"Niech państwo płaci za przedszkola"
Opiekujesz się dzieckiem? Będziesz mniej zarabiać
Według Broniarza powrót na rynek pracy, powrót do aktywności zawodowej po kilku latach przerwy na wychowanie dziecka jest niezwykle utrudniony. - Szacuje się, że pięcioletnia przerwa na opiekę nad dziećmi skutkuje 40-proc. spadkiem dochodu. Nie pozostaje to bez wpływu na wysokość przeszłych emerytur kobiet" - zaznaczył prezes ZNP. Podkreślił, że w większości krajów europejskich edukacja dzieci w wieku przedszkolnym finansowana jest przez władze centralne.
Jak mówił, choć w ostatnich latach odsetek dzieci w wieku 3-5 lat objętych wychowaniem przedszkolnym w Polsce rośnie, to nadal jest on najniższy w Europie. Przypomniał, że w minionym roku szkolnym 2010/2011 do przedszkoli nie chodziło ok. 35 proc. dzieci w tym wieku, w tym około 50 proc. dzieci z terenów wiejskich. Tymczasem w Unii Europejskiej do przedszkoli chodzi 90 proc. dzieci. Broniarz przywołał też wyniki badań, z których wynika, że dzieci, które uczęszczały do przedszkola są bardziej samodzielne, lepiej rozwinięte pod względem emocjonalnym, intelektualnym, manualnym i społecznym. Pobyt dziecka w przedszkolu sprzyja rozwijaniu kompetencji i umiejętności oraz wyrównywaniu szans edukacyjnych, co w przyszłości przekłada się na lepsze wyniki w szkole.

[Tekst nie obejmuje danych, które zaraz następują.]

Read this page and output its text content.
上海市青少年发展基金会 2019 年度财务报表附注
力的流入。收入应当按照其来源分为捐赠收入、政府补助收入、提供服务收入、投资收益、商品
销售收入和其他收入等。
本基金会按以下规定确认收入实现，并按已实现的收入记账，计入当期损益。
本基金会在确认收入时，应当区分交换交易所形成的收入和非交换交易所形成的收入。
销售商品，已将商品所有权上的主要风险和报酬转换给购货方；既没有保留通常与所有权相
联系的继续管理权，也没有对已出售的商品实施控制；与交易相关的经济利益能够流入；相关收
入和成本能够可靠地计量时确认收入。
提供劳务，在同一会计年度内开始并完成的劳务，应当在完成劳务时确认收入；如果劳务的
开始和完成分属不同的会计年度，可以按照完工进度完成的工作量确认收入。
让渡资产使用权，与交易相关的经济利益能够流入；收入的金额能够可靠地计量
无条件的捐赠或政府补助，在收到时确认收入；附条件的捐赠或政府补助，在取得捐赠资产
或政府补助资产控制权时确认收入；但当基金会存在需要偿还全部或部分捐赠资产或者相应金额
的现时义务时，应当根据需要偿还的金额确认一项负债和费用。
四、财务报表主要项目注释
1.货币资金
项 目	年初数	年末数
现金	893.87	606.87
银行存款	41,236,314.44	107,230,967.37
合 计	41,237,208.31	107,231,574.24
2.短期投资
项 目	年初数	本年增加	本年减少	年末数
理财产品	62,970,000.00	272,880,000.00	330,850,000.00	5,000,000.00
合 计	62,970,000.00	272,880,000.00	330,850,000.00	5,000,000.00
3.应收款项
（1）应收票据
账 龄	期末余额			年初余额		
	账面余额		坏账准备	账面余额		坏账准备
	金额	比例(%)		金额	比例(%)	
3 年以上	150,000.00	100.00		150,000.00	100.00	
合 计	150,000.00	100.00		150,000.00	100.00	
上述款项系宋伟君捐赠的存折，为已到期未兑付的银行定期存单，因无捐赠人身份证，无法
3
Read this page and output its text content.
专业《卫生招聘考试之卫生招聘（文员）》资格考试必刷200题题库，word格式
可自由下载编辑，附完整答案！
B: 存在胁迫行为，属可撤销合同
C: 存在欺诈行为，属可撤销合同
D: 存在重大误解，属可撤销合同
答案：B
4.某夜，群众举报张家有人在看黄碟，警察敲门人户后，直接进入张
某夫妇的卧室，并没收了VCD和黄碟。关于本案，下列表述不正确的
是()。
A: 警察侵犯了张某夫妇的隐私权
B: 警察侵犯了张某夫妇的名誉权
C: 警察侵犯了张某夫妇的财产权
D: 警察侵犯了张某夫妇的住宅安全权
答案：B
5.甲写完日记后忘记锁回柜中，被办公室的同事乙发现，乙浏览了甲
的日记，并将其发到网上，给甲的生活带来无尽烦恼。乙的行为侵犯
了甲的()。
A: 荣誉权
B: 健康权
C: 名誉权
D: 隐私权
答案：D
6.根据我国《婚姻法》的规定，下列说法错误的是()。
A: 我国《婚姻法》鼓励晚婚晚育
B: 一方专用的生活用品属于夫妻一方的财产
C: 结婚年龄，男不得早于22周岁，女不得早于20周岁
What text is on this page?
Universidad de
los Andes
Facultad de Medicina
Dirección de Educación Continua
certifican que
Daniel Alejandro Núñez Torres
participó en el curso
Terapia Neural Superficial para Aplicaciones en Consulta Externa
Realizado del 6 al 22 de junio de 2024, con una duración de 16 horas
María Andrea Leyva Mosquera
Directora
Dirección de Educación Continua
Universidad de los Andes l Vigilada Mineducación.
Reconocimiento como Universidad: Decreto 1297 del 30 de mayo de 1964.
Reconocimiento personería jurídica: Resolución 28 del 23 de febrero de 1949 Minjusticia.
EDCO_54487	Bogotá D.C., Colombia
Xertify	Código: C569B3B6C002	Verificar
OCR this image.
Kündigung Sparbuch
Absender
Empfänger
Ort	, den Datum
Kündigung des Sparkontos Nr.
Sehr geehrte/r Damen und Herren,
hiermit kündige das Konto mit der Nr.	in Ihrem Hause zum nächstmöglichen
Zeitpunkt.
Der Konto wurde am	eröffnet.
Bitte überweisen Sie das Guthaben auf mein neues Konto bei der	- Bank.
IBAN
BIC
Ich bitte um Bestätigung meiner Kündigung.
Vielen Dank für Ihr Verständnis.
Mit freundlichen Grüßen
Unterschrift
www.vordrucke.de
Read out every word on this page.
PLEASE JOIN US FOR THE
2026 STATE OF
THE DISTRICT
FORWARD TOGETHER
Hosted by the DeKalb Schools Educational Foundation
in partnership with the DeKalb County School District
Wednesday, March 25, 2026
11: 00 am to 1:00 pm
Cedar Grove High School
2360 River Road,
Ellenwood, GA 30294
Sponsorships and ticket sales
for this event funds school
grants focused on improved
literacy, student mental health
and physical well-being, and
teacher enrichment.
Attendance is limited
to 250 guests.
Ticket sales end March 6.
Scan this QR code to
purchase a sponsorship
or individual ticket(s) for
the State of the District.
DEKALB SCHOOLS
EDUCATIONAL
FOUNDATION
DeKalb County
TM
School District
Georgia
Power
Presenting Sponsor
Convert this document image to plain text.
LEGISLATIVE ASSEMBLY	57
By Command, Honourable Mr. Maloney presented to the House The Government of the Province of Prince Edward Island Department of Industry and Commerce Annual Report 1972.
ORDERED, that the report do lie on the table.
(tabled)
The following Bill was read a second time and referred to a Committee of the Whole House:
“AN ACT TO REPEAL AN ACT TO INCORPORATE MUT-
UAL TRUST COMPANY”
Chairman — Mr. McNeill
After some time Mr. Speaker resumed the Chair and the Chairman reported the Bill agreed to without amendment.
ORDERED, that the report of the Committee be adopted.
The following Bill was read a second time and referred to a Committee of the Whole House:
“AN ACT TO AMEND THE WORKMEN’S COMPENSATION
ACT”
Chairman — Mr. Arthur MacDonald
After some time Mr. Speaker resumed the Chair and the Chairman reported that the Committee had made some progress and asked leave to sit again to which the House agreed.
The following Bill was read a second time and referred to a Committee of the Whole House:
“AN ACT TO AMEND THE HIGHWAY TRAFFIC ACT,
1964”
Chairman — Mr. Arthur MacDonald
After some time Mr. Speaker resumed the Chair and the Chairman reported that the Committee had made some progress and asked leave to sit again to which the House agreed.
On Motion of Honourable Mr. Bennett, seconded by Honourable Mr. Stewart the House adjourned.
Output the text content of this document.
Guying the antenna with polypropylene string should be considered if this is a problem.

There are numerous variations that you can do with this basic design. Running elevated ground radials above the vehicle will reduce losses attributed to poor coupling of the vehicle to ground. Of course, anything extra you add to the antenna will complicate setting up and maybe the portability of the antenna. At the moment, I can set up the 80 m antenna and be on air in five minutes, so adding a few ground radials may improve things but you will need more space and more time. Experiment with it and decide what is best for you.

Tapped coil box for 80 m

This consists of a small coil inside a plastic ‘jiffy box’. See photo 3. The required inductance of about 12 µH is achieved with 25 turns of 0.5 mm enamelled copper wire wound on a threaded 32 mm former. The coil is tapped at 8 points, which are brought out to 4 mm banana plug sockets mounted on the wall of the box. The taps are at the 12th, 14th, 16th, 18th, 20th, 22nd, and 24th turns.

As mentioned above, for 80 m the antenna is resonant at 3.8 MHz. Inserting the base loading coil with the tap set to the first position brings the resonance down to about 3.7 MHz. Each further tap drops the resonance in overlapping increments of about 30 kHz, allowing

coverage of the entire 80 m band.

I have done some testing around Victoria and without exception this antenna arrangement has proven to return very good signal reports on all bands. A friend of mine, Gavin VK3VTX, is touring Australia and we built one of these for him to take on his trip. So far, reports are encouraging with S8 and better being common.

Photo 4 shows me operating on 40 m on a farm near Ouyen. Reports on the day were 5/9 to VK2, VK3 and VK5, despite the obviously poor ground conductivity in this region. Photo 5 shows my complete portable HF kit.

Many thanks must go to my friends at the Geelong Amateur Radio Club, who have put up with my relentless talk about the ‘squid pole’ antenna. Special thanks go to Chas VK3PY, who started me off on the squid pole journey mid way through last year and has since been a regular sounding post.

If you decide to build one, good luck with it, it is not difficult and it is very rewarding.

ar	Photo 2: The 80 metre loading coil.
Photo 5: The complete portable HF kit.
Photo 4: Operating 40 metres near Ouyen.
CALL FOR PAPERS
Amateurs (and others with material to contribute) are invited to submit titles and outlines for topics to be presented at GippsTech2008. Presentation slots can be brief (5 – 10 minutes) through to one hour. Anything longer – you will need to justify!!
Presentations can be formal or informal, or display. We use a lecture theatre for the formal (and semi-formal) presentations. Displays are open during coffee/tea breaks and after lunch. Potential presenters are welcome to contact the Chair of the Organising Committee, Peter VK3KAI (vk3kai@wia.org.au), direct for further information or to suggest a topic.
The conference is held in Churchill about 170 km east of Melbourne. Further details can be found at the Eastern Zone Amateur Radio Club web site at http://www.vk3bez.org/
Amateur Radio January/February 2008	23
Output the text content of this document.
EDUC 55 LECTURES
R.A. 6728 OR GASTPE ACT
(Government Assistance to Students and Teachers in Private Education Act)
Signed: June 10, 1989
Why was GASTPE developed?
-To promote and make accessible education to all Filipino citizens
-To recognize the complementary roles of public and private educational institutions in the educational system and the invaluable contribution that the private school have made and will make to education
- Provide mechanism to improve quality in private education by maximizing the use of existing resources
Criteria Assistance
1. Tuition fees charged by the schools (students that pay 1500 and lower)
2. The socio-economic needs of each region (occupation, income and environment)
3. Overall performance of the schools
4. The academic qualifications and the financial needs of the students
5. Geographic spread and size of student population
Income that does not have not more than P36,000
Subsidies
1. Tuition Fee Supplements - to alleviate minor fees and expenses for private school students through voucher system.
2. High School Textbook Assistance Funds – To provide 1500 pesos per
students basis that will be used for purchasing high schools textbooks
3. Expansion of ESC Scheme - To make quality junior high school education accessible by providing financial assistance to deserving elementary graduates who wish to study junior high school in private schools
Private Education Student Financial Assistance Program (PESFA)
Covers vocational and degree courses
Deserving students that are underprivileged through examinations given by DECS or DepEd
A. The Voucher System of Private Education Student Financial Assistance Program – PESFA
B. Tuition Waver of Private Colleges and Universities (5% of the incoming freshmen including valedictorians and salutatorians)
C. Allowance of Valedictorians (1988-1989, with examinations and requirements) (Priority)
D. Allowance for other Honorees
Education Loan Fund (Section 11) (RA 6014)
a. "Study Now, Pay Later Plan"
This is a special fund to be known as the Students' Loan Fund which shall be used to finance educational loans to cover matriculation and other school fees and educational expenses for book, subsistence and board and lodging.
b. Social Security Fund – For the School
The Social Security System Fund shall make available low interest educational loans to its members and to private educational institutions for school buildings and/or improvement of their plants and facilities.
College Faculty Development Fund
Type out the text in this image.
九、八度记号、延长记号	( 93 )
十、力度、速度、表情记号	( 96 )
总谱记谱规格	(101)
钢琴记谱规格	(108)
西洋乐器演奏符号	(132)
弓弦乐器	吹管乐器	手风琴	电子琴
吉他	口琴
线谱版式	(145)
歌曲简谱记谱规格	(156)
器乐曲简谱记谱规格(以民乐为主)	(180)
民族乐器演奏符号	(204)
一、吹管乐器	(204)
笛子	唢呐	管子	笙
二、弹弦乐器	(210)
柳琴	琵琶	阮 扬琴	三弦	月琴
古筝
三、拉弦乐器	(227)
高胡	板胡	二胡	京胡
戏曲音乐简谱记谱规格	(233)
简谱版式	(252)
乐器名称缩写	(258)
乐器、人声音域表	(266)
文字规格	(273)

Finansowanie przedszkoli bez poparcia
Pod projektem obywatelskim autorstwa ZNP podpisało się blisko 150 tys. obywateli. Został on złożony w Sejmie w październiku 2010 r. Po pierwszym czytaniu trafił do sejmowej Komisji Edukacji, Nauki i Młodzieży, ta pod koniec marca ub.r. przesłała go do dalszych prac w podkomisji nadzwyczajnej. W przypadku projektów obywatelskich nie obowiązuje zasada dyskontynuacji (oznacza to, że nad projektem pracuje Sejm wyłoniony w kolejnych wyborach parlamentarnych), stąd ponowne pierwsze czytanie projektu. Finansowanie przedszkoli z budżetu zakładał także wcześniejszy projekt obywatelski ZNP - złożony w Sejmie w 2008 r. Nie spotkał się on z poparciem większości sejmowej.